Hello, I am attempting to understand Figure 2 , A.... in this study, mbio.asm.org/content/6/4/e00749-15.abstract
I am trying to understand what the principle components represent in relation to the large amount of RNA seq data. Each gene has variation relative to the normalized PA01 strain. The data points include a large set of 150 transcriptomes of clinical isolates and 50 of the lab strain in different environmental conditions.
So how is an entire transcription map made into a single point and what are the 3 primary components representing?
Any help would be greatly appreciated. Thanks!!!!
@Presistent Labs gives a good explanation of the PCA procedure, but doesn't quite describe what these PC's are representing...
The entire transcripome is not represented by one point... It is being represented by 3 (PC1, PC2, and PC3). And in fact it is truly represented by (# of strains) - 1 points . However we cannot plot in 200 dimensional space (see @Persistent Labs answer below), so we use the three points that shows the most difference between the 202 strains.
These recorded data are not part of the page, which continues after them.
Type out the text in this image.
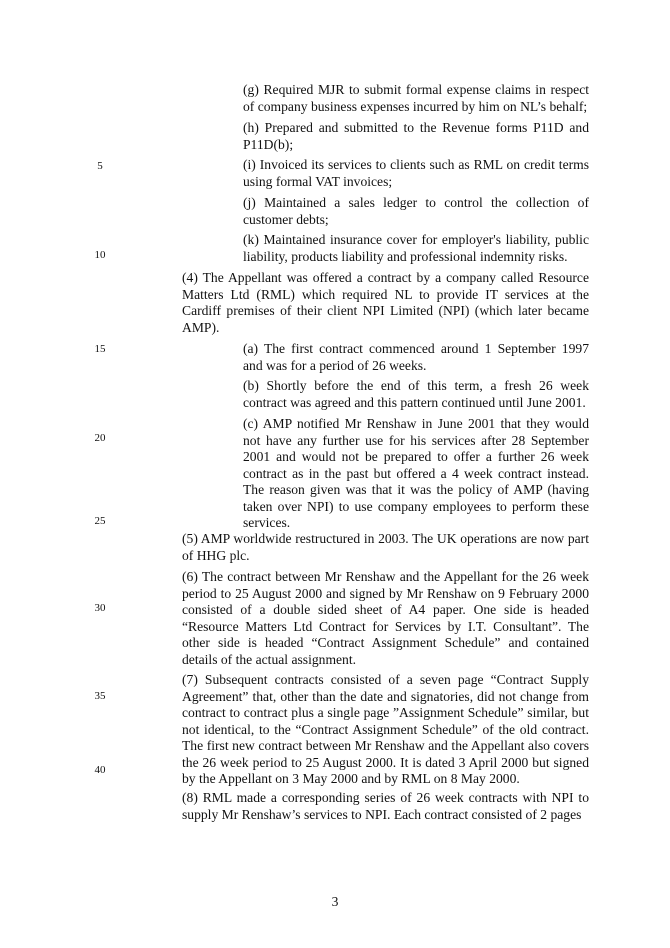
(g) Required MJR to submit formal expense claims in respect of company business expenses incurred by him on NL’s behalf;

(h) Prepared and submitted to the Revenue forms P11D and P11D(b);

(i) Invoiced its services to clients such as RML on credit terms using formal VAT invoices;

(j) Maintained a sales ledger to control the collection of customer debts;

(k) Maintained insurance cover for employer's liability, public liability, products liability and professional indemnity risks.

(4) The Appellant was offered a contract by a company called Resource Matters Ltd (RML) which required NL to provide IT services at the Cardiff premises of their client NPI Limited (NPI) (which later became AMP).

(a) The first contract commenced around 1 September 1997 and was for a period of 26 weeks.

(b) Shortly before the end of this term, a fresh 26 week contract was agreed and this pattern continued until June 2001.

(c) AMP notified Mr Renshaw in June 2001 that they would not have any further use for his services after 28 September 2001 and would not be prepared to offer a further 26 week contract as in the past but offered a 4 week contract instead. The reason given was that it was the policy of AMP (having taken over NPI) to use company employees to perform these services.

(5) AMP worldwide restructured in 2003. The UK operations are now part of HHG plc.

(6) The contract between Mr Renshaw and the Appellant for the 26 week period to 25 August 2000 and signed by Mr Renshaw on 9 February 2000 consisted of a double sided sheet of A4 paper. One side is headed “Resource Matters Ltd Contract for Services by I.T. Consultant”. The other side is headed “Contract Assignment Schedule” and contained details of the actual assignment.

(7) Subsequent contracts consisted of a seven page “Contract Supply Agreement” that, other than the date and signatories, did not change from contract to contract plus a single page ”Assignment Schedule” similar, but not identical, to the “Contract Assignment Schedule” of the old contract. The first new contract between Mr Renshaw and the Appellant also covers the 26 week period to 25 August 2000. It is dated 3 April 2000 but signed by the Appellant on 3 May 2000 and by RML on 8 May 2000.

(8) RML made a corresponding series of 26 week contracts with NPI to supply Mr Renshaw’s services to NPI. Each contract consisted of 2 pages

5
10
15
20
25
30
35
40
3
Strictly speaking the first 3 PC's represent "hidden/psuedo" variables that account for the most variation between the strains. In a biological sense, what I just said is useless... To get an idea of what biological phenomena is we'd have to look at the genes are expressed across each PC. Each PC likely represents a class(es) of genes being co-expressed/co-regulated. Ideally, this would be visibile based on where the strain came from (i.e. clinical, environmental condition, etc...)
I'm just looking for a ballpark explanation. I was told it might represent protein clusters....??